I am training a neural network using a manual custom gradient update.
I have a loop that goes through every example and computes the gradient of the loss on that example. I then use that gradient in my custom update. This loop is much slower than evaluating the batch gradient on all the examples at once even though presumably the batch also involves evaluating all the individual gradients. Example code is below.
import Flux
import Random
function main()
L = 10
net = Flux.Chain(Flux.Dense(L, L, Flux.relu),
Flux.Dense(L, 1))
N_examples = 1000
examples = Random.randn(Float64, L, N_examples)
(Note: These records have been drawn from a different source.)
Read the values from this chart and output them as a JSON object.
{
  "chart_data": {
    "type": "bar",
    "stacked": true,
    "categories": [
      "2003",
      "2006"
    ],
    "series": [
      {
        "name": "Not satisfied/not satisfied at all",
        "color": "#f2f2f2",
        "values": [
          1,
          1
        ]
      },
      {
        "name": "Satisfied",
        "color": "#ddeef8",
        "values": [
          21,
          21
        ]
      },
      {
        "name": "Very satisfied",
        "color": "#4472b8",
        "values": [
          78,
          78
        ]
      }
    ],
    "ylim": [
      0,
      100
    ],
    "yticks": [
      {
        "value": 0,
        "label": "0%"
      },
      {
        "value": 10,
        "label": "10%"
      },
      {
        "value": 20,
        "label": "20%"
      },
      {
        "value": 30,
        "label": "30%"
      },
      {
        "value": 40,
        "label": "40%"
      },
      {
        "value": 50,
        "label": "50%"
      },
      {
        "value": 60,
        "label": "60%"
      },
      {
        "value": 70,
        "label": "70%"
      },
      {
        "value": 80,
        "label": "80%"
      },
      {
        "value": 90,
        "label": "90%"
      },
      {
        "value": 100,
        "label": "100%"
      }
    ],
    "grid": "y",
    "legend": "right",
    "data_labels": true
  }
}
labels = Random.randn(Float64, 1, N_examples)
loss(x, y) = sum((net(x) .- y).^2) / length(y)
params = Flux.params(net)
println("Batch gradient is fast")
@time grad = Flux.Tracker.gradient(() -> loss(examples, labels))
println("Gradient of each example is slow")
@time for i in 1:N_examples
grad = Flux.Tracker.gradient(() -> loss(examples[:, i], labels[i]))
end
end
main()
Example output:
Batch gradient is fast
0.006367 seconds (632 allocations: 531.516 KiB)
Gradient of each example is slow
0.166312 seconds (505.22 k allocations: 15.944 MiB, 3.84% gc time)
Is there any way to make my loop as fast as the batch evaluation?